The pound jumped against the dollar on Thursday as UK prime minister defended his Brexit plans, calling his latest proposals a “genuine attempt” to reach a deal with Brussels.
Sterling was up 0.9% against the dollar to rise above the $1.24 mark (GBPUSD=X) at around 3pm in London.
It jumped as Johnson addressed parliament about his attempt to break the deadlock over the future of the UK-EU border in Ireland. But gains appeared to be capped as European members of parliament signalled they could block the plans.
Investors appeared to take hope from Johnson’s comments in the Commons, which also saw him suggest he could be open to talks with Labour MPs.
Speculation had been rife Johnson’s proposals were intended only to give the impression he wanted to reach an agreement, when the prospects of Brussels accepting his plans as they stand are slim.
The lift to the pound came in spite of stark warnings from Ireland’s prime minister and foreign minister about the significant gap that remains between the EU and the British government’s positions.
EU officials acknowledged Johnson had conceded some ground after the UK leader accepted Northern Ireland could remain under EU regulations for agri-food products and industrial goods under certain conditions.

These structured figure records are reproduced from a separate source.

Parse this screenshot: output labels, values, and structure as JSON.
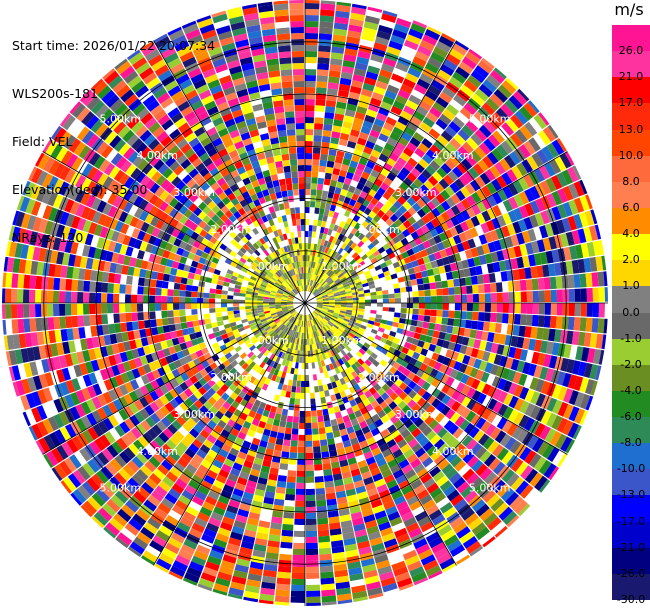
{
  "header": {
    "start_time": "Start time: 2026/01/22 20:07:34",
    "instrument": "WLS200s-181",
    "field": "Field: VEL",
    "elevation": "Elevation(deg): 35.00",
    "nrays": "NRays: 120"
  },
  "colorbar": {
    "unit": "m/s",
    "segments": [
      {
        "label": "26.0",
        "color": "#ff1493"
      },
      {
        "label": "21.0",
        "color": "#ff33a0"
      },
      {
        "label": "17.0",
        "color": "#ff0000"
      },
      {
        "label": "13.0",
        "color": "#ff2a0a"
      },
      {
        "label": "10.0",
        "color": "#ff4500"
      },
      {
        "label": "8.0",
        "color": "#ff6a3d"
      },
      {
        "label": "6.0",
        "color": "#ff7f50"
      },
      {
        "label": "4.0",
        "color": "#ff8c00"
      },
      {
        "label": "2.0",
        "color": "#ffff00"
      },
      {
        "label": "1.0",
        "color": "#ffd700"
      },
      {
        "label": "0.0",
        "color": "#808080"
      },
      {
        "label": "-1.0",
        "color": "#696969"
      },
      {
        "label": "-2.0",
        "color": "#9acd32"
      },
      {
        "label": "-4.0",
        "color": "#6b8e23"
      },
      {
        "label": "-6.0",
        "color": "#228b22"
      },
      {
        "label": "-8.0",
        "color": "#2e8b57"
      },
      {
        "label": "-10.0",
        "color": "#1e6fd0"
      },
      {
        "label": "-13.0",
        "color": "#3a56c8"
      },
      {
        "label": "-17.0",
        "color": "#0000ff"
      },
      {
        "label": "-21.0",
        "color": "#0000cd"
      },
      {
        "label": "-26.0",
        "color": "#000080"
      },
      {
        "label": "-30.0",
        "color": "#191970"
      }
    ]
  },
  "chart_data": {
    "type": "heatmap",
    "projection": "polar PPI",
    "field": "VEL",
    "n_rays": 120,
    "range_rings_km": [
      1.0,
      2.0,
      3.0,
      4.0,
      5.0
    ],
    "range_ring_labels": [
      "1.00km",
      "2.00km",
      "3.00km",
      "4.00km",
      "5.00km"
    ],
    "max_range_km": 5.8,
    "inner_pattern": "mostly yellow/grey/olive (near 0 to +2 m/s)",
    "outer_pattern": "random mixed colors (noise) beyond ~2 km"
  }
}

But European officials and politicians are expected to demand further concessions to prevent a return to hard border checks on the island of Ireland.
“If that is the final proposal, there will be no deal,” said Irish foreign minister Simon Coveney on Thursday.
Deutsche Bank analysts said in a note to clients they did not expect EU leaders to agree to the offer, leaving their expectations of a deal unchanged at 20% and a no-deal Brexit unchanged at 50%.
The European Commission is now pouring over the legal text sent by UK officials to Brussels, with meetings between negotiators and Johnson expected to hold talks with key EU leaders this week.
The rise in sterling also comes in spite of fresh recession fears in Britain, after an “ominous” set of figures showed a downturn in the UK’s dominant services sector.
A widely watched survey showed services, which make up around four-fifths of the UK economy, saw their activity unexpectedly shrinking in September.
Firms reported the biggest drop in employment in nine years, with companies not replacing leaving staff and suffering from clients delaying orders because of Brexit.
The purchasing managers’ index (PMI) data suggests the wider UK economy could be contracting, with performance also declining overall in services, manufacturing and construction for a second month in a row for the first time in seven years.